Si podemos, quizás, tratar con la imagen de Cregar como profeta, como uno simbólico del destripamiento del aparato de Hollywood a través de la desfiguración / transmutación / renacimiento análogas de la imagen en Fat Chance, nos detenemos una vez más en una imagen recurrente del fantasma de Cregar, que transgrede la imagen fílmica con ojos amenazadores y una expresión fija que es puro expresionismo. Tal imagen, que, nuevamente, es cíclica y vuelve a atormentar al espectador repetidamente, despertó ansiosamente mi cerebro para encontrar una conexión adecuada con una xilografía grabada en madera, específicamente la realizada por Emil Nolde, llamada The Prophet. Parte del grupo expresionista alemán Die Brücke (el puente), The Prophet, tallado en 1912, es un elemento realizado por Nolde mientras se recuperaba de una larga enfermedad, encontrando la espiritualidad y la religión como forma de consuelo. Por lo tanto, su figura recuerda particularmente a un hombre cuyos “ojos hundidos, cejas fruncidas, mejillas hundidas y semblante solemne expresan sus sentimientos más íntimos” **

Esta imagen de The Prophet encendió una sinapsis que terminó frenéticamente en una búsqueda cuadro por cuadro de la imagen particular de Cregar que vemos a continuación. Una vez más, los métodos de descomposición y composición de Broomer encuentran una manera de imbuir la imagen cinematográfica con algo que no proviene precisamente de sus cualidades noir, sino que toma prestado de esta tradición de expresionismo. Ver a los personajes de Nolde y Broomer de lado a lado es casi inquietante: la marca de las cejas ascendentes / descendentes, la mirada fija y la expresividad de la imagen no solo son pertinentes sino también contingentes; mientras que el tema de Nolde es solemne, reposado, el carácter de Broomer está paralizado, casi fuera de límites. Pero, en esta contingencia, en esta dialéctica de la imagen es donde encontramos una verdad inexplicable: que ambos profetas han alcanzado un estado de conciencia derivado de una inmensa carga. Ya sea la sabiduría resignada y la solemnidad, o la locura y la paralización, ambas están fijadas en la expresividad de sus rostros: en el grano ancho, áspero y texturizado de la xilografía de Nolde y en el resultado áspero y roto del proceso alquímico en la imagen de Broomer.

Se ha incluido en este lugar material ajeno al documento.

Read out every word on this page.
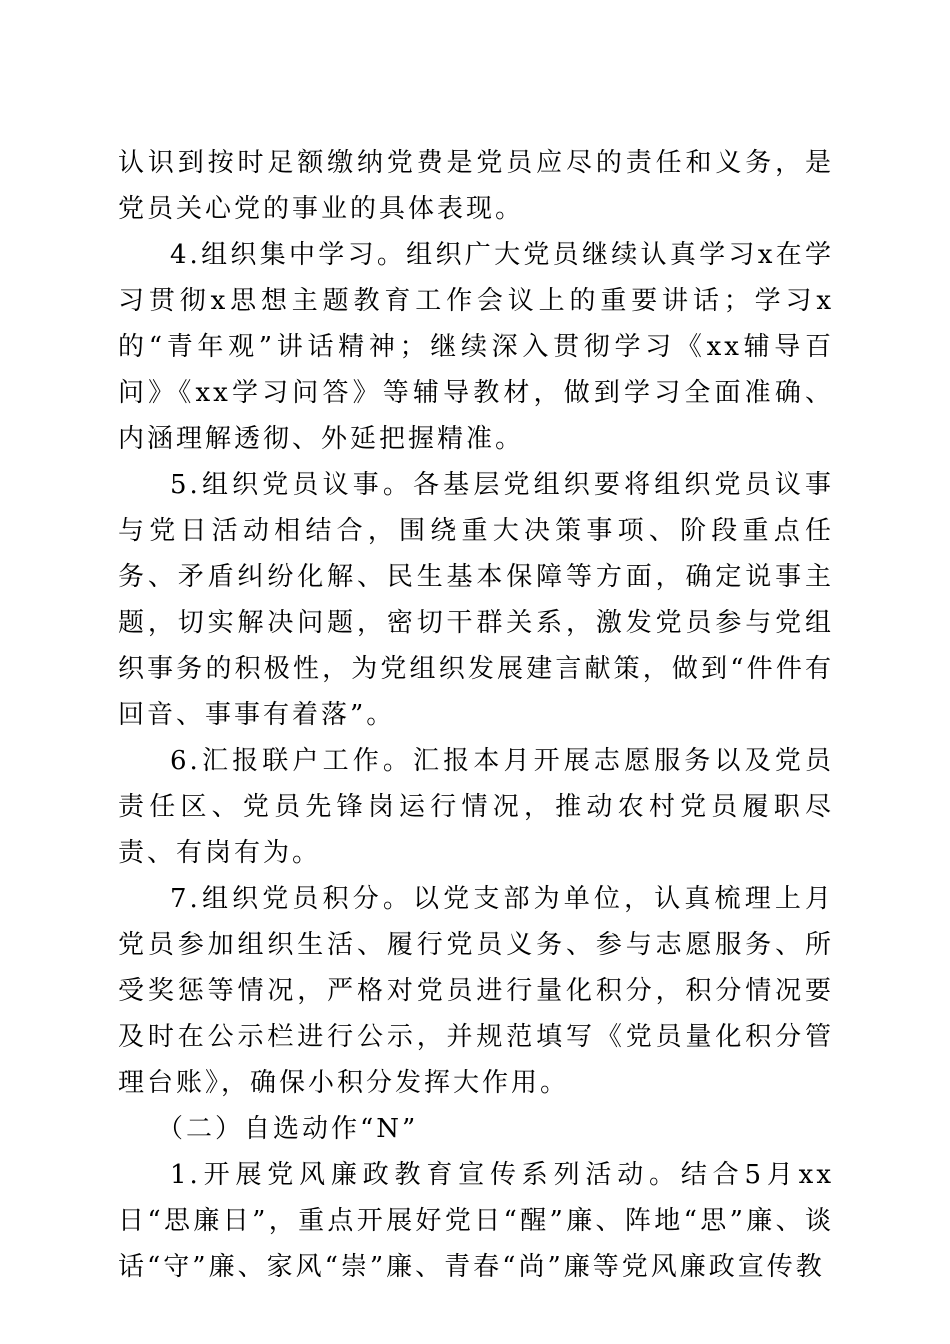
认识到按时足额缴纳党费是党员应尽的责任和义务，是党员关心党的事业的具体表现。

4.组织集中学习。组织广大党员继续认真学习x在学习贯彻x思想主题教育工作会议上的重要讲话；学习x的“青年观”讲话精神；继续深入贯彻学习《xx辅导百问》《xx学习问答》等辅导教材，做到学习全面准确、内涵理解透彻、外延把握精准。

5.组织党员议事。各基层党组织要将组织党员议事与党日活动相结合，围绕重大决策事项、阶段重点任务、矛盾纠纷化解、民生基本保障等方面，确定说事主题，切实解决问题，密切干群关系，激发党员参与党组织事务的积极性，为党组织发展建言献策，做到“件件有回音、事事有着落”。

6.汇报联户工作。汇报本月开展志愿服务以及党员责任区、党员先锋岗运行情况，推动农村党员履职尽责、有岗有为。

7.组织党员积分。以党支部为单位，认真梳理上月党员参加组织生活、履行党员义务、参与志愿服务、所受奖惩等情况，严格对党员进行量化积分，积分情况要及时在公示栏进行公示，并规范填写《党员量化积分管理台账》，确保小积分发挥大作用。

（二）自选动作“N”

1.开展党风廉政教育宣传系列活动。结合5月xx日“思廉日”，重点开展好党日“醒”廉、阵地“思”廉、谈话“守”廉、家风“崇”廉、青春“尚”廉等党风廉政宣传教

Composión 3: The Prophet (Emil Nolde, 1912) / Laird Cregar en Fat Chance (Stephen Broomer, 2020)

III – Coda

Fat Chance (2020) es un hito en la carrera de Stephen Broomer, al igual que las características anteriores como Lulu Faustine (2020) y Potamkin (2017), parte de una serie en curso *** y de la producción cinematográfica masiva de Broomer, que se ha pasado por alto en el movimiento habitual de los festivales de cine experimental en el norte, inexplicablemente. Me gustaría visibilizar obras como la de Broomer, que se apoya mucho en lo sublime, ese término ya “anticuado” y “primitivo” descartado por los críticos de arte moderno y relegado al ámbito de la estética, que también parece estar perdiendo terreno en una escena de arte contemporáneo que rechaza los viejos modelos de relación espectador/obra de arte, o -como es el caso del cine experimental contemporáneo- apuesta por obras interseccionales que abordan políticas de identidad, paisaje poético, post-etnografía y nuevos medios. Lo cual está bien. Hay varias piezas magníficas de este tipo que se exhiben en todas partes, cada una con un mérito particular y muy importante (me vienen a la mente Nguyen, Perconte, Saito, Szlam, Russell, Asili, Alsharif, Makino a primera vista). Pero una obra de una magnitud como la de Broomer merece ser vista mucho más, no solo por su innovador método híbrido que hemos explorado estéticamente en esta pieza (y las muy sugerentes e inagotables analogías que se pueden dibujar en diferentes momentos de la historia del arte), sino también porque esta estética particular está ligada precisamente al pneuma y lo sublime, la médula de la existencia humana a través de los medios de la imagen en movimiento. Y esta es siempre una oportunidad de celebración, para que un cine que aún está vivo y regurgita el pasado para darse a luz una y otra vez.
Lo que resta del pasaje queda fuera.